As noted by Business Insider, a prenup may make a significant difference in the future of your business if you are bringing to your marriage an existing ownership. If your marriage dissolves, a prenup may define your share of the family enterprise as separate property. This could serve as a deciding factor if an ex-spouse attempts to assert his or her rights to a share of the family business.

An involved or nonworking spouse may assert a claim to a family business

If your spouse contributed in some way to your business, he or she may assert a right to a share of its proceeds under Florida’s equitable division laws. A nonworking spouse may, for example, claim that his or her domestic assistance made it possible for you to devote time to your business pursuits.
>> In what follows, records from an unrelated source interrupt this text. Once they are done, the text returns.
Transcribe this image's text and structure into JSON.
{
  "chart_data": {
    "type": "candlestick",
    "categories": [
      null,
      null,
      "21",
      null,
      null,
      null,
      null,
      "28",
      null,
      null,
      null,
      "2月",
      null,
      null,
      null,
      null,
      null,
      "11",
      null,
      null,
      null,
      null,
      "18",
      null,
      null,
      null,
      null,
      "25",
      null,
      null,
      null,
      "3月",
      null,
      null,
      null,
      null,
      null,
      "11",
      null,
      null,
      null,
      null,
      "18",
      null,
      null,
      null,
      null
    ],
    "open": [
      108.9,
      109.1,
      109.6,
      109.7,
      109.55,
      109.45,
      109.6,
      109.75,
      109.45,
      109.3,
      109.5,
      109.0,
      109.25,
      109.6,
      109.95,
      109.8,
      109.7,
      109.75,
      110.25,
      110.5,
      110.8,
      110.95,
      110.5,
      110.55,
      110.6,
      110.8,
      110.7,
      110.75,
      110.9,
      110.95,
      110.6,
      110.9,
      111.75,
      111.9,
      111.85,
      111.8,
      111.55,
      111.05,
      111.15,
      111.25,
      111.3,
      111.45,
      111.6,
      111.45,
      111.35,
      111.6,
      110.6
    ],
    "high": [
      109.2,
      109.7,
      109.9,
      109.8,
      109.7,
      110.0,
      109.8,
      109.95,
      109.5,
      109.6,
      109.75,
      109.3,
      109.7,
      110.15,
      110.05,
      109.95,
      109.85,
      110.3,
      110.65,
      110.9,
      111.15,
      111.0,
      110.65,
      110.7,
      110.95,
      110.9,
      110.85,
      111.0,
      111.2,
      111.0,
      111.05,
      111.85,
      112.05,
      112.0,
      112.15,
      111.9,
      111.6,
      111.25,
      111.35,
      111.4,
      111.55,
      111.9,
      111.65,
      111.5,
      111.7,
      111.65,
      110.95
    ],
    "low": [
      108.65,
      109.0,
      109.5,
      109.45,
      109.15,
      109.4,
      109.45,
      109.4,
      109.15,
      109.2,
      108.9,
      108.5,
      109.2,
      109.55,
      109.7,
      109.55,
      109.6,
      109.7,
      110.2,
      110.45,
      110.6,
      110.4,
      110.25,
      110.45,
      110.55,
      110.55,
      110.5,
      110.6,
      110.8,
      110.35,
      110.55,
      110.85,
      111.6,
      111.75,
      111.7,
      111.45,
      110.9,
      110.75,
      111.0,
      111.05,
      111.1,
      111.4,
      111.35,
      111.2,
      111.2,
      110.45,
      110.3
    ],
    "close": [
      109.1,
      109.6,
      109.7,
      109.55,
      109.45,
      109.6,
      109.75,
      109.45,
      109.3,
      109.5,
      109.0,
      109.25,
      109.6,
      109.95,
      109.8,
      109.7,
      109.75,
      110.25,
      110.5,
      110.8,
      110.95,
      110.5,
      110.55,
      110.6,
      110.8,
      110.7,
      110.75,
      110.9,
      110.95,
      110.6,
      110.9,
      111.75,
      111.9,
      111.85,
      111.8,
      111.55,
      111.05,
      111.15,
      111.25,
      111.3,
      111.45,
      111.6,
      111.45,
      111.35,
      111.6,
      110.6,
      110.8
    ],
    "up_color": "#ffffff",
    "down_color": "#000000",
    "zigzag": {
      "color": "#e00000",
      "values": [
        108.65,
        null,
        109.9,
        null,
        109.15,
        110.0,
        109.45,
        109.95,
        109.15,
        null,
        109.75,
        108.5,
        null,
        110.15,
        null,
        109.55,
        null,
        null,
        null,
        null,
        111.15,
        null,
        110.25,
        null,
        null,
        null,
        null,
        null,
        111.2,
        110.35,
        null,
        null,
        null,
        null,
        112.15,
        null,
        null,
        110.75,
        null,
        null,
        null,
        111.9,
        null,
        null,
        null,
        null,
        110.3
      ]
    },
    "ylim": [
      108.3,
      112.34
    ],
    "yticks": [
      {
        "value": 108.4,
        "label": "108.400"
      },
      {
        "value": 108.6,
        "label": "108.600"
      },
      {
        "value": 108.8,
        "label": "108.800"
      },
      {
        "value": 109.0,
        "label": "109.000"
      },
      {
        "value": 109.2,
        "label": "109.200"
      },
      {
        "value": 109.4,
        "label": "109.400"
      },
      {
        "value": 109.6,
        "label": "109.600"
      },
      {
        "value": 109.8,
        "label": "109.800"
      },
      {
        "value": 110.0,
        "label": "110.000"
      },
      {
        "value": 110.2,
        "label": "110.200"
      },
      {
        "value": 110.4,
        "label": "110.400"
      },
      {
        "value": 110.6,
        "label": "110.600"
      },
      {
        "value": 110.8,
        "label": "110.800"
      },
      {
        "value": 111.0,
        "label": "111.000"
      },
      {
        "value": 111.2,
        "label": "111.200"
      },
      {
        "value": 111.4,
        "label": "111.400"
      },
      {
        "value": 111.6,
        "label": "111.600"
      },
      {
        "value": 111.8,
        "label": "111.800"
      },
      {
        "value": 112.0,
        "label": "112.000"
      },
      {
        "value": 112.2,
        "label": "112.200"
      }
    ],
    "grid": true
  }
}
As noted by Business.com, a prenup may clarify an enterprise as your separate property even if your spouse was directly involved in its daily operation. Without the predetermined clarification provided by a prenup, however, a Florida court may decide what determines an equitable property split during a divorce.

A prenup may serve as a realistic insurance policy

Although you may never need to rely on the terms of a prenup to protect your business, the fact that it exists could help provide peace of mind. It may also help assure other business stakeholders, such as partners and investors, that a divorce does not lead to a disruption or ownership change.